第4話|絶望魔法少女!
腕からの出血が止まらずダリアに応急処置をして貰っている時。
「凄いよ、沙羅! あのバロックパールを倒すなんて!」
ダリアに凄い凄いと褒められた。生死を彷徨いながら、これまで出したことも無い程大きな声を出した為喉が潰れてしまったのか掠れた声と空気しか吐けず、ありがとう、と口を動かす。
「これまでバロックパールと戦った子は殆どやられてしまっていたんだ……、倒せたのは君が初だよ!」
やられた、とは。聞いてみたい気持ちもあるが、怖くて聞くのはやめた。声も出ないし。凄い、と言われ嫌な気はしないが、もうやりたくない。
処置が終わって、ダリアが少し離れてから怪我の無い右手で地面に字を書いた。
“もうやめたい”
するとダリアは人が変わったかの様な恐ろしい形相で私を睨んだ。
「何、言ってるの? 君は選ばれた特別な子なんだよ? やめるなんて許さない、絶対に続けて貰うから」
その形相と話に怖気づき、逃げ出そうとするがつい先程腕からは出血、他のところもかすり傷が多く出来てしまった為逃げることは許されず、ただ金縛りに遭ったかのように其処に留まるしか出来なかった。
きゅっと口を結び涙が溢れてしまわぬよう堪えていると不意に手が伸びてきた。その手はそのまま私の頭に伸び、ふわりと優しく撫でる。その手の主は言わずもがなダリアで、先程とのギャップに思わず恐怖する。
「……ごめんね、沙羅。君は特別だから、つい。でも、続けてもらえないと困るんだ。君なら続けてくれるよね?」
先程とは違い優しく諭す様な口調。そんなに言われてももう続けたく無いが、根がお人好しな私は困るやお願いという言葉に弱く、気づけば勝手に、脳と口が別々になってしまったかのように分かったと口を動かしてしまっていた。

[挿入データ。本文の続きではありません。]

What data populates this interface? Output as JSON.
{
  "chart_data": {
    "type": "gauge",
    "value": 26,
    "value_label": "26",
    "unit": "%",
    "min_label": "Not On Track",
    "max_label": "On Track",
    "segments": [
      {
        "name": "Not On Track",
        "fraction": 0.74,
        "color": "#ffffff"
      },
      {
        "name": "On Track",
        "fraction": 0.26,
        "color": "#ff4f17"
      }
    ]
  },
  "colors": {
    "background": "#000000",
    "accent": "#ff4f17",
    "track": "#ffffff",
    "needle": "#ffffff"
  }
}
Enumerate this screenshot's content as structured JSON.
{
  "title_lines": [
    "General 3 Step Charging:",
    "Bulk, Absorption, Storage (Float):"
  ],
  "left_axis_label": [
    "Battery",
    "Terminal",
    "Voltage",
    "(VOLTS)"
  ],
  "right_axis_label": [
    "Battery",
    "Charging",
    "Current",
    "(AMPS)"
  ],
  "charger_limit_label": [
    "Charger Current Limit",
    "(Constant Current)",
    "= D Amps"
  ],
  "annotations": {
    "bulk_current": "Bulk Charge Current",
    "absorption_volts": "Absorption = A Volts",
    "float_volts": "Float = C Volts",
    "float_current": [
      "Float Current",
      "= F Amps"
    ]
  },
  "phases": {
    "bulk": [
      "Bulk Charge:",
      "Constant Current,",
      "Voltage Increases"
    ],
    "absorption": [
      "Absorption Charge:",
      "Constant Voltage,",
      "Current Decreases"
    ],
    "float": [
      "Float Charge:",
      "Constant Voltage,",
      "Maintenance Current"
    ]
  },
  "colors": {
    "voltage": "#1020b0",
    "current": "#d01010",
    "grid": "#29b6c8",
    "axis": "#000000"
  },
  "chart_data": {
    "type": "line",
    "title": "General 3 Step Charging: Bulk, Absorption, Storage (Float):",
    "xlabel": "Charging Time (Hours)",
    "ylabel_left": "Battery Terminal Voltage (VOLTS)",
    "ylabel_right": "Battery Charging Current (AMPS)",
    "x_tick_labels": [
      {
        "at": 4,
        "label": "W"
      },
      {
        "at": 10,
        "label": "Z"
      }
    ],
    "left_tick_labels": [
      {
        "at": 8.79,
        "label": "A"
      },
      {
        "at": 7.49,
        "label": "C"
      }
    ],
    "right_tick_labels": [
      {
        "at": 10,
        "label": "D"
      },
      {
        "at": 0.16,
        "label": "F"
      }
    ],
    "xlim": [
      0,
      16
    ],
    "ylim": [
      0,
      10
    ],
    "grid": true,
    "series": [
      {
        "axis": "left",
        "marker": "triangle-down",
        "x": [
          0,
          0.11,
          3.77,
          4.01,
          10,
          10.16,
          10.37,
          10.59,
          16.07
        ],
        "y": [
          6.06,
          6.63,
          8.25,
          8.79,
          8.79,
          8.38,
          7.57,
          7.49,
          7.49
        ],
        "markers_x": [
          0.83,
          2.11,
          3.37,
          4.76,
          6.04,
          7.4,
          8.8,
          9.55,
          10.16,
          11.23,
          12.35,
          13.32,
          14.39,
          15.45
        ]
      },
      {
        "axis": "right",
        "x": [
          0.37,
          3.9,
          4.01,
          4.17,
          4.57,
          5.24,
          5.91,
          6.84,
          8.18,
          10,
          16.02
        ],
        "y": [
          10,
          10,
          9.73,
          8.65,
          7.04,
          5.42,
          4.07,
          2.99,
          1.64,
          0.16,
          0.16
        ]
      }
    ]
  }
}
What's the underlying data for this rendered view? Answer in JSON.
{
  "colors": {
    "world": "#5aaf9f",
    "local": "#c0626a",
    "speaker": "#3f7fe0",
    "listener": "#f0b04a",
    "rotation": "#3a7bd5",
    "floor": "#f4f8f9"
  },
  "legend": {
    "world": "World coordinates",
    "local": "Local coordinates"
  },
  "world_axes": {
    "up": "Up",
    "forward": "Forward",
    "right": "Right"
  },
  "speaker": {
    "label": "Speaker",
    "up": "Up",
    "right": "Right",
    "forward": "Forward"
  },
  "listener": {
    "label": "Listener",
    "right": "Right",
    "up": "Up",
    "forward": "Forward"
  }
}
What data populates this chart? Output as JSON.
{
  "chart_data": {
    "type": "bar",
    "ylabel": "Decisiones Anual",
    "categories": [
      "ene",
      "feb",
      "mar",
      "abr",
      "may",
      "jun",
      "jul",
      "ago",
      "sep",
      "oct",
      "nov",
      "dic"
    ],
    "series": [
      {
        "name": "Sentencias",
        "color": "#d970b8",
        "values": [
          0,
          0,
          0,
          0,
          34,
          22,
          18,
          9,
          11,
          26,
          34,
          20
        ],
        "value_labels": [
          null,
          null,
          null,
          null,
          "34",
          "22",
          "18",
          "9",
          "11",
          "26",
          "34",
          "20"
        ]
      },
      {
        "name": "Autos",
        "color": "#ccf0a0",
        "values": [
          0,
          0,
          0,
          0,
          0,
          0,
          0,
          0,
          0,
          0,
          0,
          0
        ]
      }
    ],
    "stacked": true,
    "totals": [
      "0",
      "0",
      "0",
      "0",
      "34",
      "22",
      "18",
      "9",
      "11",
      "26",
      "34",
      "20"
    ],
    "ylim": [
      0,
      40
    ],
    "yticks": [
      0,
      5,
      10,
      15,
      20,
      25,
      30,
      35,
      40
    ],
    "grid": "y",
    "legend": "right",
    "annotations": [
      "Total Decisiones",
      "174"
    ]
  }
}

……なんだかダリアに言わされた感じがするが、私はもうこの魔法少女をやめることは出来ないのだろう。それは何時までか分からない。私が大怪我でもして役に立たなくなった時か、はたまた一生か。終わりが分からない魔法少女という道を、私はただひたすら歩き続けるしか無いのだ。例えどれほどボロボロになったとしても、私はみんなを守る為に戦い続ける。
――何故こんな平々凡々な私が選ばれたのか。それは偶然か、必然か。答えはにやりと笑ったダリアだけが知っている。